# Puzzle of the Week for 4 January 1999: Hints

One of the most useful techniques for discovering patterns in sequences is the successive difference method. For example, suppose that we need to get the next term in the sequence:

1, 37, 62, 78, 87, 91, ...
The successive difference method involves subtracting each term from its successor to make a new sequence. In this example, we subtract 1 from 37, 37 from 62, 62 from 78, etc., to get sequence 2:
36, 25, 16, 9, 4, ...
We might recognize this sequence already, but what if we don't? In this case, we can try the successive difference method on sequence 2; we subtract 36 from 25, 25 from 16, etc., to get sequence 3:
-11, -9, -7, -5, ...
(If you don't recognize sequence 3, try the successive difference method one more time -- you can't miss in this case!)

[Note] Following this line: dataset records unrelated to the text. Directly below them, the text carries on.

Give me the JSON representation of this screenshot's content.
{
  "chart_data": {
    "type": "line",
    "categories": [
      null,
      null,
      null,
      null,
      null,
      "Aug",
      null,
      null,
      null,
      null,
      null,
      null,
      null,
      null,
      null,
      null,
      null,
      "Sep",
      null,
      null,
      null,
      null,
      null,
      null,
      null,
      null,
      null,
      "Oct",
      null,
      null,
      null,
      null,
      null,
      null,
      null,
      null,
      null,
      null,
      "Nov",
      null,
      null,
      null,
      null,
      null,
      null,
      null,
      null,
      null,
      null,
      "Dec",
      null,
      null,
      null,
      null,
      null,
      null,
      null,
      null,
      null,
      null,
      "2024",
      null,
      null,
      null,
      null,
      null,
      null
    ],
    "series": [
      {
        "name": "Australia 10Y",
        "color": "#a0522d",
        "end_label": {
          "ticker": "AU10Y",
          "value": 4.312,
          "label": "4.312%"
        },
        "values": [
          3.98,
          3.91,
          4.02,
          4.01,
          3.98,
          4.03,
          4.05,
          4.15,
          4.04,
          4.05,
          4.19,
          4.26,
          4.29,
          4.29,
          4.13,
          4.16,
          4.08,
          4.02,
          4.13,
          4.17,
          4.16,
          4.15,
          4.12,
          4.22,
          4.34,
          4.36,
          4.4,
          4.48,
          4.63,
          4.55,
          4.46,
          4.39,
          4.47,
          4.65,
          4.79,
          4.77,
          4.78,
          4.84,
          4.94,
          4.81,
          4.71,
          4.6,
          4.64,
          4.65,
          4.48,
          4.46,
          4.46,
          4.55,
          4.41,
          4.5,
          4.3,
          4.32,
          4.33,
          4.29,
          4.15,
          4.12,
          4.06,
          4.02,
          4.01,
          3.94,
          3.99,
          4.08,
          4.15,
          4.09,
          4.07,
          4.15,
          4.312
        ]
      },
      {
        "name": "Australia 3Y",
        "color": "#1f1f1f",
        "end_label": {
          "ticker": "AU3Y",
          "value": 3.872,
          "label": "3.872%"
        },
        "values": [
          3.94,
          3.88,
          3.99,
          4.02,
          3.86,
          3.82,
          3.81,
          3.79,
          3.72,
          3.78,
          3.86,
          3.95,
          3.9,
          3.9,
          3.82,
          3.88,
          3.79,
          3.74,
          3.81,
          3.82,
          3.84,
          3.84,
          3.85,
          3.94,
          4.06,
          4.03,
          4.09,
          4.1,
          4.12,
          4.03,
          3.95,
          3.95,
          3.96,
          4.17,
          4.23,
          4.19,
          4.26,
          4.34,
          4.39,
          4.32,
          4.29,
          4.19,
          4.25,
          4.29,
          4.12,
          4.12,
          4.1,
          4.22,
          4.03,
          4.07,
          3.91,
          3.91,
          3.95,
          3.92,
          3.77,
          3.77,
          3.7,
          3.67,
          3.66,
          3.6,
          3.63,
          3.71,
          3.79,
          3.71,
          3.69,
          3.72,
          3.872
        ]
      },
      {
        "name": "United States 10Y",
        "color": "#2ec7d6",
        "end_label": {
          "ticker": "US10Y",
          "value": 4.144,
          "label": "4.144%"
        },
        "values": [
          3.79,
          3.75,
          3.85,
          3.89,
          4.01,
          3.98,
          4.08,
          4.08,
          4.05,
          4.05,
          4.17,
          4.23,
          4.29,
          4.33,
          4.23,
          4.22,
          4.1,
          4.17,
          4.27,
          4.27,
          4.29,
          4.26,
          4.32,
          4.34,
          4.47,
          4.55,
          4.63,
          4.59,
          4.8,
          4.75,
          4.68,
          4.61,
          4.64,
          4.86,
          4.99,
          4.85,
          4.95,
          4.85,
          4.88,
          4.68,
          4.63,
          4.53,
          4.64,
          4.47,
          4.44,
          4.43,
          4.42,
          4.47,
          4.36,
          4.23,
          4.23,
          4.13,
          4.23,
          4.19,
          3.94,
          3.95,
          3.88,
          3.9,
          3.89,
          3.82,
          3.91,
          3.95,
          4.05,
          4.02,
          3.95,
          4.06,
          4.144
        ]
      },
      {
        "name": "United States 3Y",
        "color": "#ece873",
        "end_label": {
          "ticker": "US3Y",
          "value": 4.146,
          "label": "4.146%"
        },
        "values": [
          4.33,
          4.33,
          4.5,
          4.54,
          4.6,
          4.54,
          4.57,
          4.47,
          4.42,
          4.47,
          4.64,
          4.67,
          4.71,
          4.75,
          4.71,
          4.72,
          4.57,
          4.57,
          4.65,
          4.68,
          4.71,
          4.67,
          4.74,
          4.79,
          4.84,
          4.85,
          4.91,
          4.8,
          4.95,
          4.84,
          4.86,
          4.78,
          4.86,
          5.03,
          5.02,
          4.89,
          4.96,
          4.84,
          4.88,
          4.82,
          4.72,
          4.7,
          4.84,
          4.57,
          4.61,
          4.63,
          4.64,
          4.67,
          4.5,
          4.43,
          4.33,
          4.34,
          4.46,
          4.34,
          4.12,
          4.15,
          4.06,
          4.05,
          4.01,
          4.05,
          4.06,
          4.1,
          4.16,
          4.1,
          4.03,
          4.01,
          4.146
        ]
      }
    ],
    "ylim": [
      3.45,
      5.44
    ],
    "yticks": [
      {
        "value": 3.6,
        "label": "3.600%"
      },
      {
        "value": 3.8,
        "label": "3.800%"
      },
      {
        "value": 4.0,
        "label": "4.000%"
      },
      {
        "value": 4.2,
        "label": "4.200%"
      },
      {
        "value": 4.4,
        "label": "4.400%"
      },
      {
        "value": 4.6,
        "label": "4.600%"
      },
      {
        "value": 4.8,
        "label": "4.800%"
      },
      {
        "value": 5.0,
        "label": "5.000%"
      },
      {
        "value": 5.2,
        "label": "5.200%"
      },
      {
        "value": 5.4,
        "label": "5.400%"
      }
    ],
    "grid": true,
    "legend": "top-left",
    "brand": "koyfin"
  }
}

Now that we have a sequence that we recognize, we can work backwards. The next term in sequence 3 should be -3. We add this to the last term in sequence 2 to get its next term: 4 + (-3) = 1. Now that we have the next term for sequence 2, we add it to the last term of the original sequence to get the next term of that sequence: 91 + 1 = 92.

The successive difference method works very well for many problems of this type, though not for all of them (as you will discover if you try it on the three sequences in this puzzle).